Пауза в звучании представляется сжатием звука, запретом для физической волны или колебания воздуха быть самими собой. Характер звука в графическом отображении уподобляется линии рук, протянутых друг к другу. Речь идет о прямой, сообщающей об отсутствии звучания в упомянутом звуке. Надрыв, отнесенный к звуку, открывает напряженный, болезненный смысл наступившей тишины, что пытается не быть тишиной. Кроме того, надрыв относится и к рукам, которые разъединены. Их разомкнутость имеет два аспекта. Во-первых, она совпадает с надрывом как интерпретацией паузы, обрывающей звучание, но в сущности причастной звуку. Во-вторых, она символизирует отсутствие и крушение, руки еще находятся в единой плоскости, но зазор между ними уводит вниз, направляя в бездну. Так визуальные и содержательные стороны человека и физического явления, звука становятся аналогиями.

Начало песни пытается актуализировать выразительные и подходящие логике композиции клише о любви: ее непознаваемая бесконечность, возвышенность, неосязаемая и вместе с тем поддающаяся причудливому измерению протяженность.

Моя песнь о любви –
Реверанс тому, что не знаем.
В поцелуях отмерять от зари
Путь, устланный ими, к раю.

Главное, что в этих строках отсутствуют привычные по своему предназначению глаголы.
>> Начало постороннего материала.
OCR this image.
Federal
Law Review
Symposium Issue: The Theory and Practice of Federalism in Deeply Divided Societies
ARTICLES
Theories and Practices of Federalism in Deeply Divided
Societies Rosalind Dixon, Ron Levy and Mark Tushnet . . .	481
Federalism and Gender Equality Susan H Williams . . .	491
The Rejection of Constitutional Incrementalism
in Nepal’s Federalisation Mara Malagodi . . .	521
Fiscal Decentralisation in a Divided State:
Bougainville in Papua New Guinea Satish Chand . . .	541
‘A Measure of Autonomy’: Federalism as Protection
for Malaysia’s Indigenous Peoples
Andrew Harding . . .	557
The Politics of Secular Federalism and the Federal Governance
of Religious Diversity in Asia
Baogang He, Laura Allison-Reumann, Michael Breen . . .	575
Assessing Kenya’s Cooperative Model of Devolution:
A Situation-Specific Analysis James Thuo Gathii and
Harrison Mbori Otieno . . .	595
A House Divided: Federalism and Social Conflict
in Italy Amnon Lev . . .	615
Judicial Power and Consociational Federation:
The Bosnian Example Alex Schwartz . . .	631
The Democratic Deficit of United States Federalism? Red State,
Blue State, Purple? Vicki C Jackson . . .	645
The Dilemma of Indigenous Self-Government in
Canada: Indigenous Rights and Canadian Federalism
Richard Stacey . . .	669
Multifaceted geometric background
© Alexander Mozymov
Они не задают темп, не помогают представить движение и скорее удачнее обращают нас к задумкам или амбициям, а не настоящему действию: “не знаем” к отсутствию знания, “отмерять” – к технике жизни, принципу присутствия в мире и состоянии, что мы пытаемся рационализировать.
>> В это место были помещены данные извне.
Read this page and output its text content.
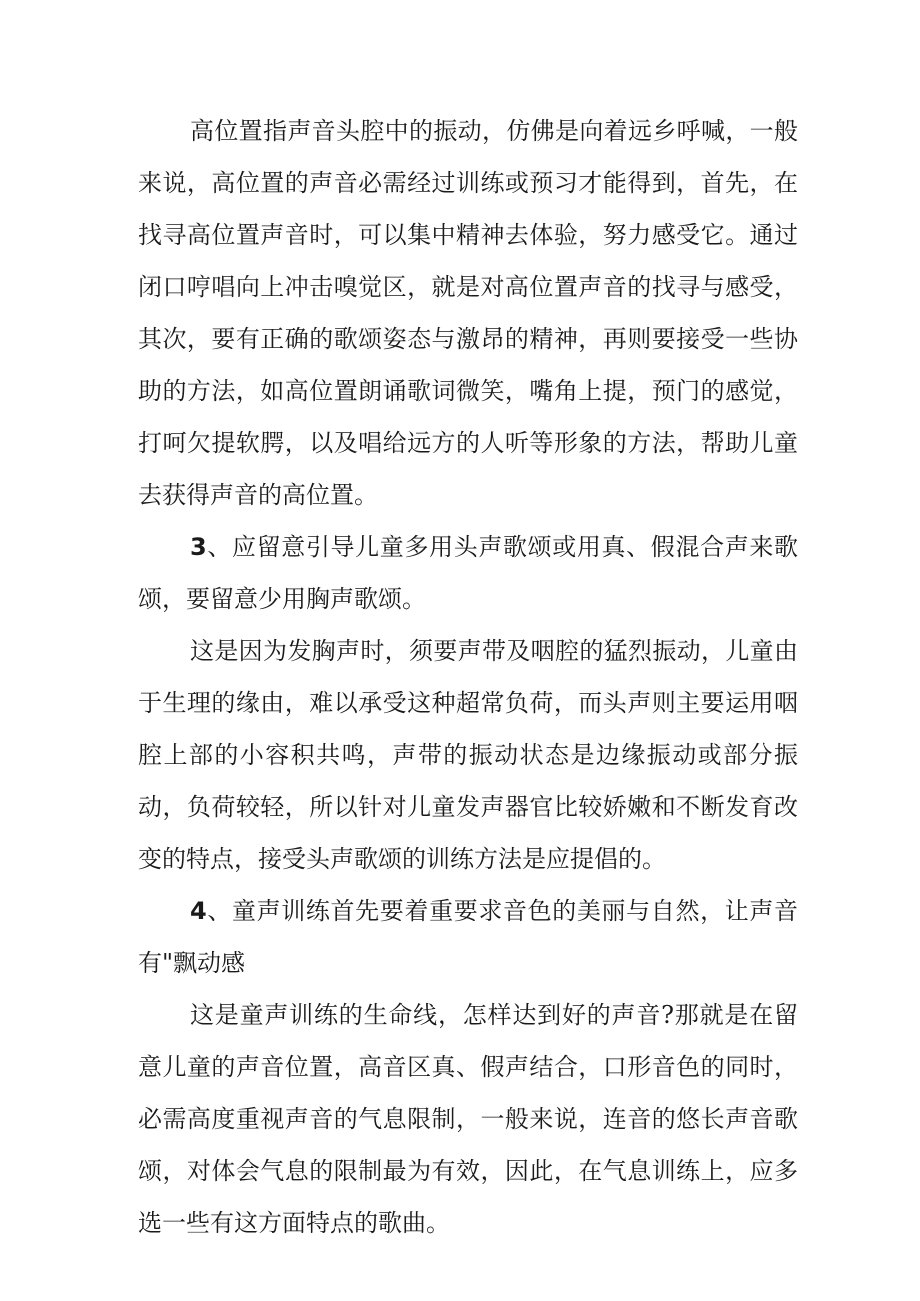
高位置指声音头腔中的振动，仿佛是向着远乡呼喊，一般来说，高位置的声音必需经过训练或预习才能得到，首先，在找寻高位置声音时，可以集中精神去体验，努力感受它。通过闭口哼唱向上冲击嗅觉区，就是对高位置声音的找寻与感受，其次，要有正确的歌颂姿态与激昂的精神，再则要接受一些协助的方法，如高位置朗诵歌词微笑，嘴角上提，预门的感觉，打呵欠提软腭，以及唱给远方的人听等形象的方法，帮助儿童去获得声音的高位置。

3、应留意引导儿童多用头声歌颂或用真、假混合声来歌颂，要留意少用胸声歌颂。

这是因为发胸声时，须要声带及咽腔的猛烈振动，儿童由于生理的缘由，难以承受这种超常负荷，而头声则主要运用咽腔上部的小容积共鸣，声带的振动状态是边缘振动或部分振动，负荷较轻，所以针对儿童发声器官比较娇嫩和不断发育改变的特点，接受头声歌颂的训练方法是应提倡的。

4、童声训练首先要着重要求音色的美丽与自然，让声音有"飘动感

这是童声训练的生命线，怎样达到好的声音?那就是在留意儿童的声音位置，高音区真、假声结合，口形音色的同时，必需高度重视声音的气息限制，一般来说，连音的悠长声音歌颂，对体会气息的限制最为有效，因此，在气息训练上，应多选一些有这方面特点的歌曲。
Существительные вроде песни, реверанса, поцелуя, пути несут в себе больше динамики, так как обозначают концептуально завершенные акты. Песнь, которая продумана и может быть исполнена, хотя это единственное, что на самом деле происходит в композиции, ведь она звучит. Реверанс, что есть как движение, как оммаж и служит лишь чертой происходящего, поцелуй, известный всем как поступок людей, объединяющий их и неизбежно завершающийся. Путь, ведущий и направляющий, принимающий скорее форму отрезка из-за начала и конца, как минимум связанного с проходящим его человеком.
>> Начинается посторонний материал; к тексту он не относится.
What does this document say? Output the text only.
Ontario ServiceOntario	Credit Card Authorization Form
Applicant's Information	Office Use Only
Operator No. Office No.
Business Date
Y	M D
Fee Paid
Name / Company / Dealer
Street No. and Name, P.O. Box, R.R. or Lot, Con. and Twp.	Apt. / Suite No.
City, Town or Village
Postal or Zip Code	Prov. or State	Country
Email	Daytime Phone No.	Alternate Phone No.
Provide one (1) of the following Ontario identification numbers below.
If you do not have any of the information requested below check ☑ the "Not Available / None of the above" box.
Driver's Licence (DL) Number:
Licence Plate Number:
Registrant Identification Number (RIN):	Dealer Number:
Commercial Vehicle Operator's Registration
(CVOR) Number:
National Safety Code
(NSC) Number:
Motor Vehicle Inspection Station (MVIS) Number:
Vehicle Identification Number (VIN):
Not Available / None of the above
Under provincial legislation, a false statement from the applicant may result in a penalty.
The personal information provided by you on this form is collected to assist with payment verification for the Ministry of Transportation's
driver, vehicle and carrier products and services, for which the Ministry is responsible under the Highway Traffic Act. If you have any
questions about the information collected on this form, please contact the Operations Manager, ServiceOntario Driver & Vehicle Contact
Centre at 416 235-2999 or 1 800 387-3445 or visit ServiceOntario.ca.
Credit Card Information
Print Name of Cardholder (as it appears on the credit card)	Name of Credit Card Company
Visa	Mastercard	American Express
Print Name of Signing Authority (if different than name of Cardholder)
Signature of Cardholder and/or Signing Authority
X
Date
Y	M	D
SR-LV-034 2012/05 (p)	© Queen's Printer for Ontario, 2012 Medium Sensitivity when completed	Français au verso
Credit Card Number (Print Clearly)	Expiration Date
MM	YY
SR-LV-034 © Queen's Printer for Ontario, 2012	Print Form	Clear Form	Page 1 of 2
В целом вся композиция пытается работать с узким набором понятий: звук, тело, подвижность и обездвиженность, протяженность, единство и разъединенность. Если присмотреться к тексту, то можно заметить скудность глаголов. Наиболее насыщенные отрывки выглядят как синтаксически громоздкие фигуры из существительных, организованных в каком-то порядке. Чаще всего за логикой их участия в тексте находится образ раскола, вызванного природой паузы или двух разъединенных рук. Периферийность или пограничность ситуации приводит не к двойственности, а к тройственности. Яркий пример такого устройства – наше восприятие времени. Прошлое, настоящее, будущее. Больше всего мы можем сказать о прошлом и будущем, настоящее же оказывается подлинной линий, необозримой чертой, всегда пребывающей в мгновении, что возникает из ложного Ничто и в него же возвращается.

Шаг античной колонной,
Несущей своды руин.
Это пепелище – паутина,
Это пепелище – просто дым.

Так и в “Pausa Infinita” мы имеем дело, прежде всего, с состоянием до разобщения. Затем с той самой трагической и долгой паузой, занимающей пространство и время, всматривающейся темнотой своих бездонных глаз, где нет места звуку, но все же рвутся планеты и звезды, и, наконец, с миром, уместившемся в этом мгновении и из него, как из исходного положения, приходящим в движение.

Красота стенает чумой
Одинокая эстампида.
Уязвимая пред тишиной
Слеза кариатиды.

Pausa Infinita

В качестве одного из самых ярких образов, создающих ощущение предвосхищения движения, является образ Кариатиды. Это колонна, чей фуст – статуя плачущей женщины. Сама скульптура несет в себе сверхвыразительное эстетическое значение: это не только элемент архитектуры, но и скульптура, то есть единство пластического искусства из сочетания неизобразительного и изобразительного.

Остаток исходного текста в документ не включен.